Widespread flooding has crippled agricultural centers and killed dozens as heavy rains continue across Southeast Asia.
Nineteen people were killed in southern Thailand in the past week, raising to 35 the death toll in the region's worst floods in nearly 30 years, the Thai Interior Ministry said yesterday.
Relief agencies rushed food, clothes and blankets to nine provinces, including three bordering Malaysia, where more than 700,000 people have been affected, the ministry said.
In Malaysia, six people have died in Kelantan, the worst affected of four northern states hit by floods since Friday, the government said.

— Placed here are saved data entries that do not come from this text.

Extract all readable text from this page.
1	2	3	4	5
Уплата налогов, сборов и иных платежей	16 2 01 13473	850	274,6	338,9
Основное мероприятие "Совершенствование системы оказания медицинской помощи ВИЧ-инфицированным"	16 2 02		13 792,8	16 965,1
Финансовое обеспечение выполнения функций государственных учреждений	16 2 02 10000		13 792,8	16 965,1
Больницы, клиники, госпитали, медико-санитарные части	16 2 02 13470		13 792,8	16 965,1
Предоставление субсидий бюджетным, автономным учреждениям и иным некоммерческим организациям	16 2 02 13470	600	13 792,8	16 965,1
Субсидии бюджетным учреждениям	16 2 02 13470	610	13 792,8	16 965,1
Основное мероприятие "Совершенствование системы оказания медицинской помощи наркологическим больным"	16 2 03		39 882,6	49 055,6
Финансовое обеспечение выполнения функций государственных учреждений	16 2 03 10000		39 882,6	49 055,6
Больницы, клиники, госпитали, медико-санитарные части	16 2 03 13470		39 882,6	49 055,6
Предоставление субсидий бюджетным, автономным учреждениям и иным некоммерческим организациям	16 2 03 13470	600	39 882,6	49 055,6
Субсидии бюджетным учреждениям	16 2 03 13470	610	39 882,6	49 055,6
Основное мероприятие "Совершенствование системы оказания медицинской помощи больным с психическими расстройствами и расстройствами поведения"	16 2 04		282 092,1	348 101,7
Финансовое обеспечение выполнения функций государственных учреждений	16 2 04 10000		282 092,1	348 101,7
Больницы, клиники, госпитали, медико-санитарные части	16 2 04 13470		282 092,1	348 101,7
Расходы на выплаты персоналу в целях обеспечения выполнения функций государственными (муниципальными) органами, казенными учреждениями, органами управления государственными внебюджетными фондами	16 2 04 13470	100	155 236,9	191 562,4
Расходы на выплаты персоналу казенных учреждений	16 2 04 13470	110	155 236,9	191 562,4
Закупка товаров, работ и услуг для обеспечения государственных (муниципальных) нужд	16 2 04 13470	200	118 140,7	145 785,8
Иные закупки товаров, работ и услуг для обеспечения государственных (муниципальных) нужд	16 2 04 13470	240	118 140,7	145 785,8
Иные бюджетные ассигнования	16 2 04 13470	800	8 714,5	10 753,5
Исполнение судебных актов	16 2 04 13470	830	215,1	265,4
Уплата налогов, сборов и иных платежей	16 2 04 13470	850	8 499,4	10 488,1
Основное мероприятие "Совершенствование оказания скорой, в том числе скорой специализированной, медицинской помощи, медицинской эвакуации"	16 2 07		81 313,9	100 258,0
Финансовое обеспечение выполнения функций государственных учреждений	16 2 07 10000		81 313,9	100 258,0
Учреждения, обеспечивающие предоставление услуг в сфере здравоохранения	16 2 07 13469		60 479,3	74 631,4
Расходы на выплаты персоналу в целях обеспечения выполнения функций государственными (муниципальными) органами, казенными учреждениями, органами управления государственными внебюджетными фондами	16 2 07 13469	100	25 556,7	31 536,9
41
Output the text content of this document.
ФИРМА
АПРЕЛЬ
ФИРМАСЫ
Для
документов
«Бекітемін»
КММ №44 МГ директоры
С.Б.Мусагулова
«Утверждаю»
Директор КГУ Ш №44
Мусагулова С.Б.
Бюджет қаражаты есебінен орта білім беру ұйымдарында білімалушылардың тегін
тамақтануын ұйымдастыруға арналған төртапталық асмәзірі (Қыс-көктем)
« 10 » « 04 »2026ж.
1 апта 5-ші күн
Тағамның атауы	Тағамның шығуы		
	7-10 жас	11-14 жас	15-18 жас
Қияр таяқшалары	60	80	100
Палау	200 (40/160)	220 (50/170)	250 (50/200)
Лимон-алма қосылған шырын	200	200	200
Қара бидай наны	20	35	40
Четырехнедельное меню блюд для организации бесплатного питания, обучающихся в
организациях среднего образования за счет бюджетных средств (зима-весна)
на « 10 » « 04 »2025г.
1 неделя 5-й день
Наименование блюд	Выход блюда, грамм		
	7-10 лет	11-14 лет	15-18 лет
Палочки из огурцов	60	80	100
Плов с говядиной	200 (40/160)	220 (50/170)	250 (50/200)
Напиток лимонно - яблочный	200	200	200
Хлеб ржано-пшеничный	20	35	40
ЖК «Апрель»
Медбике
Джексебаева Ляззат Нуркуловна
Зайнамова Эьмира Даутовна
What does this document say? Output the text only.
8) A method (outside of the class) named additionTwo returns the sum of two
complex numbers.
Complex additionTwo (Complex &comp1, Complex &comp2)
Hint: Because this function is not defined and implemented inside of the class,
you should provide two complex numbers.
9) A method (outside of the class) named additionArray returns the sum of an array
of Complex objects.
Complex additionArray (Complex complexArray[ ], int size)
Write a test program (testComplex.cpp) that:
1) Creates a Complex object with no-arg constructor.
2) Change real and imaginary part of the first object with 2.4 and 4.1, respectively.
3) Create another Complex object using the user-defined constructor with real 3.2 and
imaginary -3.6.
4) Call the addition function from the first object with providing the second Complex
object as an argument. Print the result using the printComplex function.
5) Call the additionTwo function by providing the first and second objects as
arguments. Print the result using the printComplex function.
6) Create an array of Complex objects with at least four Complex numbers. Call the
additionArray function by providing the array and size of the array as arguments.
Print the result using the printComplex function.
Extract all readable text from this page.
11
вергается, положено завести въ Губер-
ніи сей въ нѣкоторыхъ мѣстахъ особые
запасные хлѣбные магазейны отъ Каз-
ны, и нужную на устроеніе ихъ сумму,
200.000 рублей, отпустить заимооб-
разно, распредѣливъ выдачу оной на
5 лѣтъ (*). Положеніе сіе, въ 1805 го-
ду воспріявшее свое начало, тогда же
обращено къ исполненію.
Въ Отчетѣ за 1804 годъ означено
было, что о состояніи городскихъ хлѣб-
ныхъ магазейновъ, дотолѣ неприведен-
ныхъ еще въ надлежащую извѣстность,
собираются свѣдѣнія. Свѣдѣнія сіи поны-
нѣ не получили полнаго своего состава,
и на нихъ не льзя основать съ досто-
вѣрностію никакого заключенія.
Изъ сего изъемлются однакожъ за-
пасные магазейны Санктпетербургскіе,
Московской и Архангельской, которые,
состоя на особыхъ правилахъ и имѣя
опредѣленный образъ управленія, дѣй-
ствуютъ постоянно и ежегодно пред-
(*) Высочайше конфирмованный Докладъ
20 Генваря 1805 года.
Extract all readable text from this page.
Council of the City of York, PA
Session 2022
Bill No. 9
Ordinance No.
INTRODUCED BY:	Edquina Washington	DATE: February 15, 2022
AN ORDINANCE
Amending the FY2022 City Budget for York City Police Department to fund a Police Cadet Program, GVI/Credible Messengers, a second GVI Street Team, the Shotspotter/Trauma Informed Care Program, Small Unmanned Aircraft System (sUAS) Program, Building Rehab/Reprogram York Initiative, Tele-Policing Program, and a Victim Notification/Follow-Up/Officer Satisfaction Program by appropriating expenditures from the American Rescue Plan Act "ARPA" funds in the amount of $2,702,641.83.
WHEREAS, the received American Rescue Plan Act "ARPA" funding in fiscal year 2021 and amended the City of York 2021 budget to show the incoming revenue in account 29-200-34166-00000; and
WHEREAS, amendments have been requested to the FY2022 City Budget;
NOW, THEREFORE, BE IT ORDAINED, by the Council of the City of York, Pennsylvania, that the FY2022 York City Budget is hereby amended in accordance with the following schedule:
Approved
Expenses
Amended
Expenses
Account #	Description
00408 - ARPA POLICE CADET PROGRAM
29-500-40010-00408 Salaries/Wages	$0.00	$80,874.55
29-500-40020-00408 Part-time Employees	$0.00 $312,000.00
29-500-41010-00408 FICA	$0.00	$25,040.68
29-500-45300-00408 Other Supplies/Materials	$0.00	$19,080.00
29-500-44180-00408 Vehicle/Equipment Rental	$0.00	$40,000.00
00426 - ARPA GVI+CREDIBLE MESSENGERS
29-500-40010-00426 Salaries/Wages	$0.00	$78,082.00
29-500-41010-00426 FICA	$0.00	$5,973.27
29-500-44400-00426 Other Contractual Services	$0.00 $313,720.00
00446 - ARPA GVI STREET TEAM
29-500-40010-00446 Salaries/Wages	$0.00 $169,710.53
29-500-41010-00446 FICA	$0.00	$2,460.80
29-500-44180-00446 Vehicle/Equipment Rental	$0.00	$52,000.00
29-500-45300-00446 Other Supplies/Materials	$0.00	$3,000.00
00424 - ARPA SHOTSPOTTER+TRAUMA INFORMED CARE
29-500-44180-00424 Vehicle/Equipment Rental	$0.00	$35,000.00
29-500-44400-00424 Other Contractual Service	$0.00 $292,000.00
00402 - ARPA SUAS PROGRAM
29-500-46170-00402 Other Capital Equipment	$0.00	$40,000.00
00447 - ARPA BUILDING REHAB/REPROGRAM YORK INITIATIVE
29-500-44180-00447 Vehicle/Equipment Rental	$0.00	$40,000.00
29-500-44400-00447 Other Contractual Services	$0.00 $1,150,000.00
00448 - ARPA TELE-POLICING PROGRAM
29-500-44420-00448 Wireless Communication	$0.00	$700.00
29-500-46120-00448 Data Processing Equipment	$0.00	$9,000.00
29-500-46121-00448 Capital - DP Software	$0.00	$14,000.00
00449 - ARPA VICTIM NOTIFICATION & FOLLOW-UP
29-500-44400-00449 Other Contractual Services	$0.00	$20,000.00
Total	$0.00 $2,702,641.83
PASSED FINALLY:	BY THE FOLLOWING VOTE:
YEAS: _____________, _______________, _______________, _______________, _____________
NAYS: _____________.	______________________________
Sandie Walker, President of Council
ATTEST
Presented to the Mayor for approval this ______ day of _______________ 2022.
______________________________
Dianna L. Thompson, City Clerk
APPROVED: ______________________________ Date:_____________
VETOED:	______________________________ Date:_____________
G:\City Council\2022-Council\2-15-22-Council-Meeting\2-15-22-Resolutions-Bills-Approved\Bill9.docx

About 30,000 people were evacuated in the four states, but many have returned home as floodwaters receded in some areas.
Thai Prime Minister Thaksin Shinawatra was criticized for not touring the flooded deep south where his ruling Thai Rak Thai Party was trounced in general elections earlier this year.
"I follow the flood reports every two to three hours and have instructed relief officials to do their best. I will visit the provinces if necessary. But for now, I am sending out relief instructions by phone," he told reporters in Bangkok.
The flooding prompted former prime minister Chuan Leekpai, a member of the opposition Democrat Party, to delay a planned trip to Myanmar this week and fly to the embattled region.
The floods, brought by heavy seasonal tropical rains, have damaged 14 bridges, cut 463 roads and inundated 15,000 hectares of farmland, including vast stretches of rubber plantations, the Interior Ministry said.
Floods have also killed six more people in Vietnam's Central Highlands coffee belt, taking the death toll in the central region to 60 over the last 10 days, but officials said yesterday that the important coffee crop was not affected.
The six, two of them children, drowned as heavy rains triggered floods in the eastern and southeastern parts of Daklak Province, which are not key coffee growing areas, an official at Daklak's disaster management department said.
Irrigation projects suffered damage and more than 1,100 homes were inundated in the districts of Ea Kar, Krong Bong and Krong Ana.
A total of 54 people have died in floods that struck five central coastal provinces since early last week, 40 of them in the provinces of Khanh Hoa and Phu Yen near Daklak, the government's floods and storms committee said.
Meanwhile, the drowning death of a man in northern Malaysia brought that country's death toll in recent flooding to seven on Wednesday, while two people were missing and 30,000 put up in relief centers, reports said.
A 40-year-old fisherman in northeastern Kelantan state drowned when his boat overturned as he and two friends were rowing to their homes to salvage their belongings, the Star newspaper reported. Six other people have died in what has been described as the worst flooding in northern Malaysia in three decades.
A total of 29,180 people were evacuated in five states, the New Straits Times report said.
In the Philippines, three villagers drowned in flooding that has engulfed several central provinces after days of heavy rains, bringing the death toll to nine, the military said on Tuesday.
Despite improving weather, nearly 13,000 people remained in evacuation centers in the agricultural region, mostly in the hard-hit province of Oriental Mindoro, awaiting floodwaters to ease in their villages and farms, according to a statement from the military's Office of Civil Defense.
A nine-year-old girl was found dead on Saturday in a village in Irosin town in Sorsogon province after her family's house was swept away by rampaging floodwaters, while a 14-year-old boy was swept away in the tourist town of Kalibo in Aklan Province, the statement said.